Namun, saat anak-anak itu duduk di dapur kosong, Washington sibuk mengurus satu hal: mengirim uang ke Israel. Bukan satu atau dua juta dlar, tetapi miliaran. Termasuk yang terbaru: $30 juta untuk mendanai Gaza Humanitarian Foundation (GHF), organisasi bantuan yang dikritik luas karena operasinya disebut “militeristik” dan menyebabkan kematian ratusan warga sipil Gaza yang kelaparan.
Ini bukan ironi biasa. Ini adalah jenis ironi yang membuat lidah kelu dan kepala tertunduk. Negara yang memotong program bantuan pangan untuk rakyatnya sendiri justru dengan percaya diri mengirim dana ke zona konflik untuk mendanai model bantuan yang disertai tembakan. Punya dana untuk Israel, tapi tak punya roti untuk anak sendiri.

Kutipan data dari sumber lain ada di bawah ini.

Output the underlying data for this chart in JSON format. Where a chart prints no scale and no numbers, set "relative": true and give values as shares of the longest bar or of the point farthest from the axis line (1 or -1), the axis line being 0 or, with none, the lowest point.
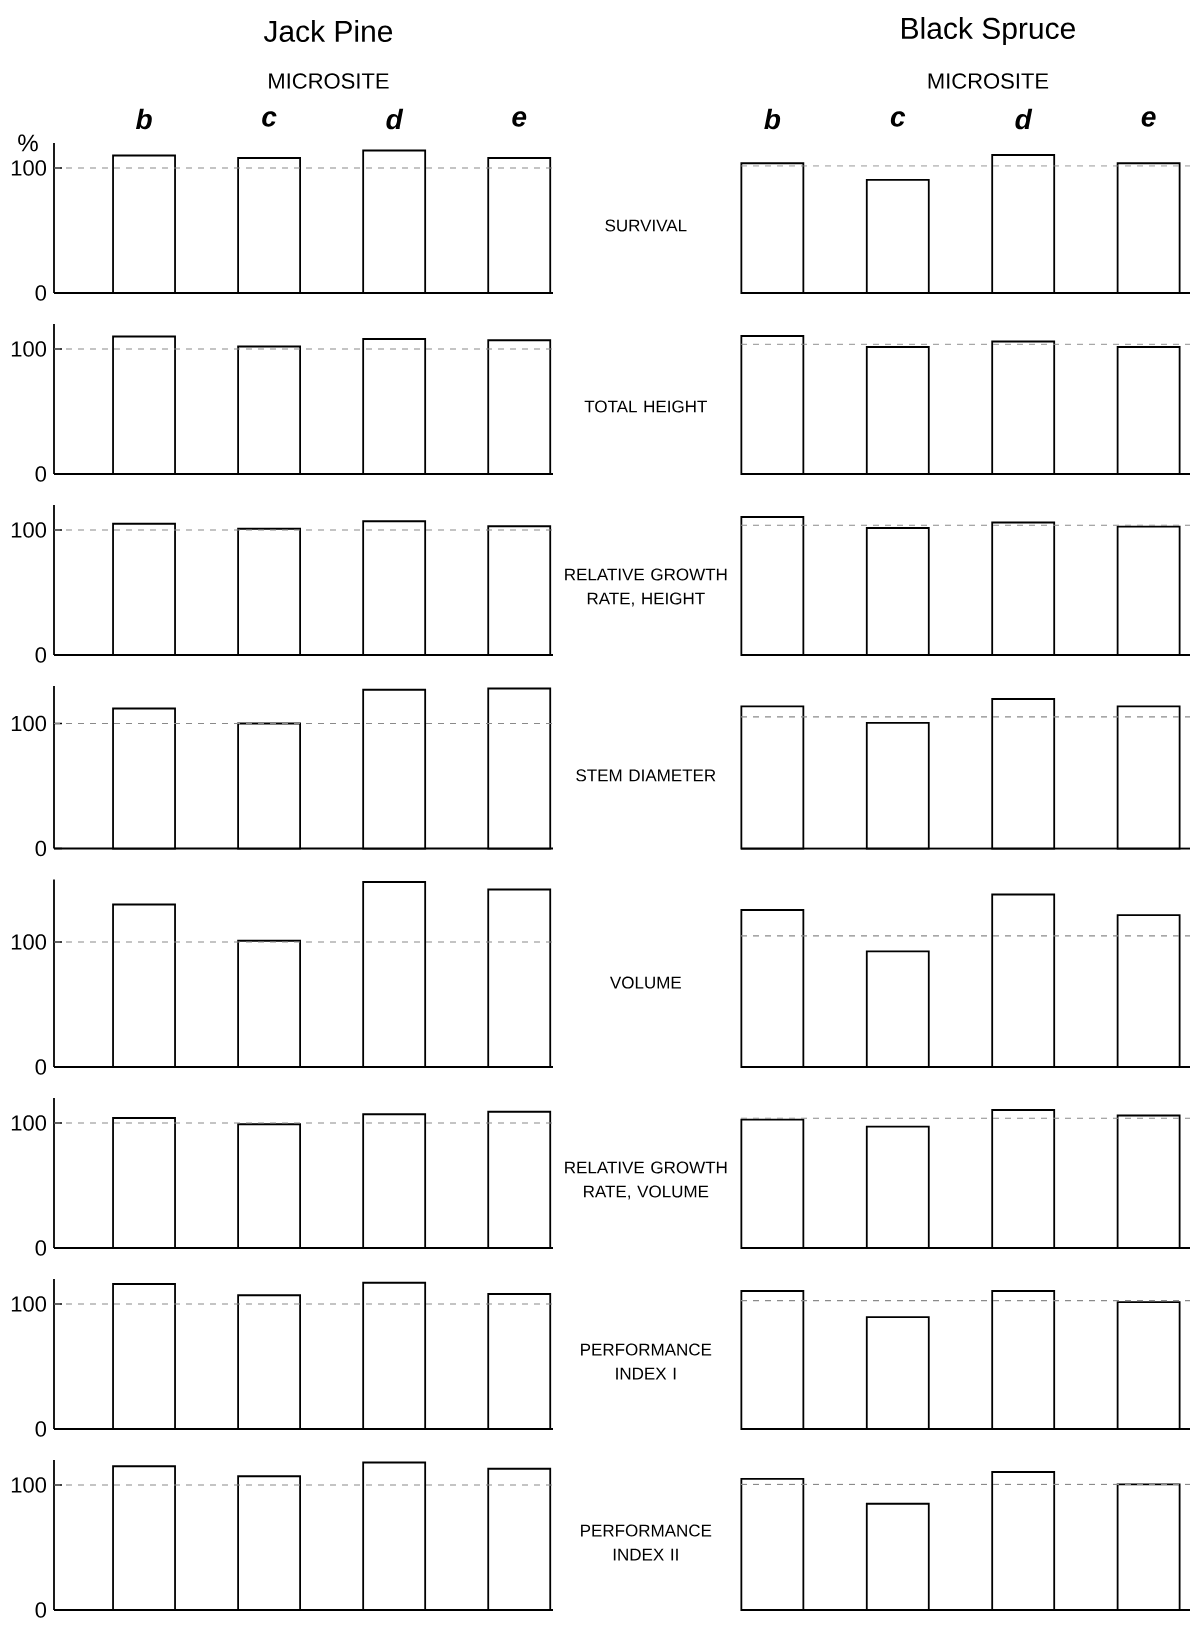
{
  "chart_data": [
    {
      "type": "bar",
      "title": "Jack Pine",
      "subtitle": "MICROSITE",
      "ylabel": "%",
      "categories": [
        "b",
        "c",
        "d",
        "e"
      ],
      "values": [
        110,
        108,
        114,
        108
      ],
      "color": "#000000",
      "ylim": [
        0,
        120
      ],
      "yticks": [
        0,
        100
      ],
      "ref_lines": [
        {
          "axis": "y",
          "value": 100,
          "color": "#8a8a8a",
          "line_style": "dashed"
        }
      ],
      "annotations": [
        "SURVIVAL"
      ]
    },
    {
      "type": "bar",
      "title": "Black Spruce",
      "subtitle": "MICROSITE",
      "categories": [
        "b",
        "c",
        "d",
        "e"
      ],
      "values": [
        0.94,
        0.82,
        1,
        0.94
      ],
      "relative": true,
      "color": "#000000",
      "tick_labels": "x",
      "ref_lines": [
        {
          "axis": "y",
          "value": 0.92,
          "color": "#8a8a8a",
          "line_style": "dashed"
        }
      ]
    },
    {
      "type": "bar",
      "categories": [
        null,
        null,
        null,
        null
      ],
      "values": [
        110,
        102,
        108,
        107
      ],
      "color": "#000000",
      "ylim": [
        0,
        120
      ],
      "yticks": [
        0,
        100
      ],
      "tick_labels": "y",
      "ref_lines": [
        {
          "axis": "y",
          "value": 100,
          "color": "#8a8a8a",
          "line_style": "dashed"
        }
      ],
      "annotations": [
        "TOTAL HEIGHT"
      ]
    },
    {
      "type": "bar",
      "categories": [
        null,
        null,
        null,
        null
      ],
      "values": [
        1,
        0.92,
        0.96,
        0.92
      ],
      "relative": true,
      "color": "#000000",
      "tick_labels": false,
      "ref_lines": [
        {
          "axis": "y",
          "value": 0.94,
          "color": "#8a8a8a",
          "line_style": "dashed"
        }
      ]
    },
    {
      "type": "bar",
      "categories": [
        null,
        null,
        null,
        null
      ],
      "values": [
        105,
        101,
        107,
        103
      ],
      "color": "#000000",
      "ylim": [
        0,
        120
      ],
      "yticks": [
        0,
        100
      ],
      "tick_labels": "y",
      "ref_lines": [
        {
          "axis": "y",
          "value": 100,
          "color": "#8a8a8a",
          "line_style": "dashed"
        }
      ],
      "annotations": [
        "RELATIVE GROWTH RATE, HEIGHT"
      ]
    },
    {
      "type": "bar",
      "categories": [
        null,
        null,
        null,
        null
      ],
      "values": [
        1,
        0.92,
        0.96,
        0.93
      ],
      "relative": true,
      "color": "#000000",
      "tick_labels": false,
      "ref_lines": [
        {
          "axis": "y",
          "value": 0.94,
          "color": "#8a8a8a",
          "line_style": "dashed"
        }
      ]
    },
    {
      "type": "bar",
      "categories": [
        null,
        null,
        null,
        null
      ],
      "values": [
        112,
        100,
        127,
        128
      ],
      "color": "#000000",
      "ylim": [
        0,
        130
      ],
      "yticks": [
        0,
        100
      ],
      "tick_labels": "y",
      "ref_lines": [
        {
          "axis": "y",
          "value": 100,
          "color": "#8a8a8a",
          "line_style": "dashed"
        }
      ],
      "annotations": [
        "STEM DIAMETER"
      ]
    },
    {
      "type": "bar",
      "categories": [
        null,
        null,
        null,
        null
      ],
      "values": [
        0.95,
        0.84,
        1,
        0.95
      ],
      "relative": true,
      "color": "#000000",
      "tick_labels": false,
      "ref_lines": [
        {
          "axis": "y",
          "value": 0.88,
          "color": "#8a8a8a",
          "line_style": "dashed"
        }
      ]
    },
    {
      "type": "bar",
      "categories": [
        null,
        null,
        null,
        null
      ],
      "values": [
        130,
        101,
        148,
        142
      ],
      "color": "#000000",
      "ylim": [
        0,
        150
      ],
      "yticks": [
        0,
        100
      ],
      "tick_labels": "y",
      "ref_lines": [
        {
          "axis": "y",
          "value": 100,
          "color": "#8a8a8a",
          "line_style": "dashed"
        }
      ],
      "annotations": [
        "VOLUME"
      ]
    },
    {
      "type": "bar",
      "categories": [
        null,
        null,
        null,
        null
      ],
      "values": [
        0.91,
        0.67,
        1,
        0.88
      ],
      "relative": true,
      "color": "#000000",
      "tick_labels": false,
      "ref_lines": [
        {
          "axis": "y",
          "value": 0.76,
          "color": "#8a8a8a",
          "line_style": "dashed"
        }
      ]
    },
    {
      "type": "bar",
      "categories": [
        null,
        null,
        null,
        null
      ],
      "values": [
        104,
        99,
        107,
        109
      ],
      "color": "#000000",
      "ylim": [
        0,
        120
      ],
      "yticks": [
        0,
        100
      ],
      "tick_labels": "y",
      "ref_lines": [
        {
          "axis": "y",
          "value": 100,
          "color": "#8a8a8a",
          "line_style": "dashed"
        }
      ],
      "annotations": [
        "RELATIVE GROWTH RATE, VOLUME"
      ]
    },
    {
      "type": "bar",
      "categories": [
        null,
        null,
        null,
        null
      ],
      "values": [
        0.93,
        0.88,
        1,
        0.96
      ],
      "relative": true,
      "color": "#000000",
      "tick_labels": false,
      "ref_lines": [
        {
          "axis": "y",
          "value": 0.94,
          "color": "#8a8a8a",
          "line_style": "dashed"
        }
      ]
    },
    {
      "type": "bar",
      "categories": [
        null,
        null,
        null,
        null
      ],
      "values": [
        116,
        107,
        117,
        108
      ],
      "color": "#000000",
      "ylim": [
        0,
        120
      ],
      "yticks": [
        0,
        100
      ],
      "tick_labels": "y",
      "ref_lines": [
        {
          "axis": "y",
          "value": 100,
          "color": "#8a8a8a",
          "line_style": "dashed"
        }
      ],
      "annotations": [
        "PERFORMANCE INDEX I"
      ]
    },
    {
      "type": "bar",
      "categories": [
        null,
        null,
        null,
        null
      ],
      "values": [
        1,
        0.81,
        1,
        0.92
      ],
      "relative": true,
      "color": "#000000",
      "tick_labels": false,
      "ref_lines": [
        {
          "axis": "y",
          "value": 0.93,
          "color": "#8a8a8a",
          "line_style": "dashed"
        }
      ]
    },
    {
      "type": "bar",
      "categories": [
        null,
        null,
        null,
        null
      ],
      "values": [
        115,
        107,
        118,
        113
      ],
      "color": "#000000",
      "ylim": [
        0,
        120
      ],
      "yticks": [
        0,
        100
      ],
      "tick_labels": "y",
      "ref_lines": [
        {
          "axis": "y",
          "value": 100,
          "color": "#8a8a8a",
          "line_style": "dashed"
        }
      ],
      "annotations": [
        "PERFORMANCE INDEX II"
      ]
    },
    {
      "type": "bar",
      "categories": [
        null,
        null,
        null,
        null
      ],
      "values": [
        0.95,
        0.77,
        1,
        0.91
      ],
      "relative": true,
      "color": "#000000",
      "tick_labels": false,
      "ref_lines": [
        {
          "axis": "y",
          "value": 0.91,
          "color": "#8a8a8a",
          "line_style": "dashed"
        }
      ]
    }
  ]
}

Masih segar dalam ingatan, pemerintahan Trump tahun ini menandatangani “Big, Beautiful Bill” yang memangkas $230 miliar dari Supplemental Nutrition Assistance Program (SNAP) selama sepuluh tahun ke depan. Sebagai gantinya, warga miskin diwajibkan memenuhi syarat kerja lebih ketat, bahkan hingga usia 64 tahun. Seolah-olah lapar adalah konsekuensi logis dari malas, bukan karena sistem yang timpang.
Padahal, berdasarkan data dari Morning Consult, angka food insecurity di kalangan dewasa AS telah naik dua kali lipat sejak 2021. Pada Mei 2025, 15,6 persen orang dewasa di AS mengaku tidak cukup makan. Dan di kalangan anak-anak? Lebih tragis lagi: sekitar 14 juta anak hidup dalam rumah tangga dengan akses pangan yang tidak pasti. Tapi nyatanya, bukan mereka yang diprioritaskan.

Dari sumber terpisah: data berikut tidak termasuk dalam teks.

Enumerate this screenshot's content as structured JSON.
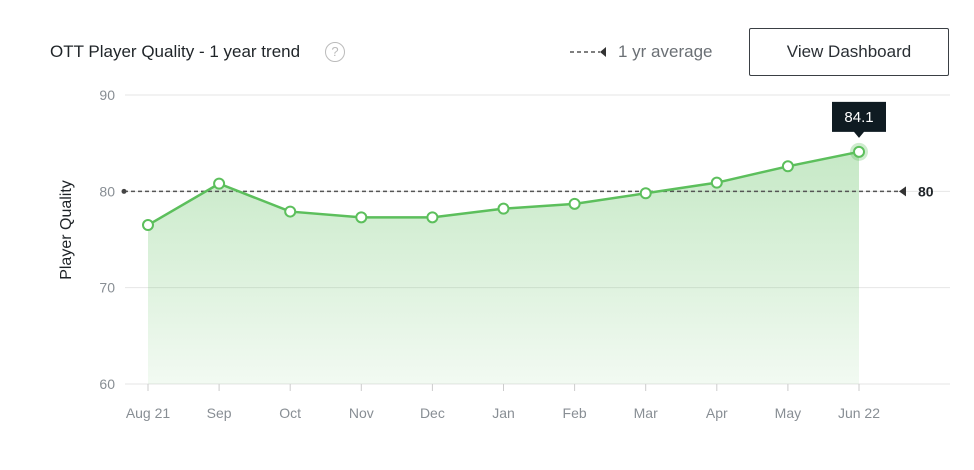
{
  "header": {
    "title": "OTT Player Quality - 1 year trend",
    "help_icon": "?",
    "legend_label": "1 yr average",
    "button_label": "View Dashboard"
  },
  "chart_data": {
    "type": "area",
    "title": "OTT Player Quality - 1 year trend",
    "xlabel": "",
    "ylabel": "Player Quality",
    "ylim": [
      60,
      90
    ],
    "yticks": [
      "60",
      "70",
      "80",
      "90"
    ],
    "categories": [
      "Aug 21",
      "Sep",
      "Oct",
      "Nov",
      "Dec",
      "Jan",
      "Feb",
      "Mar",
      "Apr",
      "May",
      "Jun 22"
    ],
    "series": [
      {
        "name": "Player Quality",
        "values": [
          76.5,
          80.8,
          77.9,
          77.3,
          77.3,
          78.2,
          78.7,
          79.8,
          80.9,
          82.6,
          84.1
        ],
        "color": "#5cbf5c"
      }
    ],
    "average": {
      "name": "1 yr average",
      "value": 80,
      "label": "80"
    },
    "tooltip": {
      "category": "Jun 22",
      "label": "84.1"
    },
    "grid": true
  }
}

Krisis pangan ini bukan karena kekurangan bahan makanan atau kegagalan panen. Ini bukan bencana alam. Ini murni karena keputusan politik. Ketika anggaran difokuskan untuk menjaga kekuasaan global ketimbang menyelamatkan masa depan anak sendiri, maka jangan heran jika yang tumbuh di Amerika bukan harapan, melainkan ketimpangan yang makin brutal.
Di sisi lain, konflik di Gaza menyisakan tragedi kemanusiaan tak berujung. Sejak perang besar pecah pada 2023, lebih dari 38.000 warga Palestina tewas, sebagian besar adalah perempuan dan anak-anak. Blokade, kelaparan massal, penghancuran infrastruktur, dan pembantaian terbuka telah terjadi di depan mata dunia. Namun alih-alih menguatkan jalur bantuan netral seperti PBB atau UNRWA, Amerika memilih mendanai GHF—organisasi yang bekerja langsung di bawah pengawasan militer Israel.
Menurut laporan Al Jazeera dan sejumlah organisasi kemanusiaan, GHF mendistribusikan makanan lewat “zona kemanusiaan” yang dibentuk Israel. Namun zona ini bukan tempat aman. Warga Gaza yang mendekati truk bantuan justru sering ditembaki. Ratusan orang tewas. Sistem ini oleh Amnesty disebut sebagai “jebakan yang mematikan dengan label bantuan.” Tapi Departemen Luar Negeri AS menyebutnya sebagai terobosan baru.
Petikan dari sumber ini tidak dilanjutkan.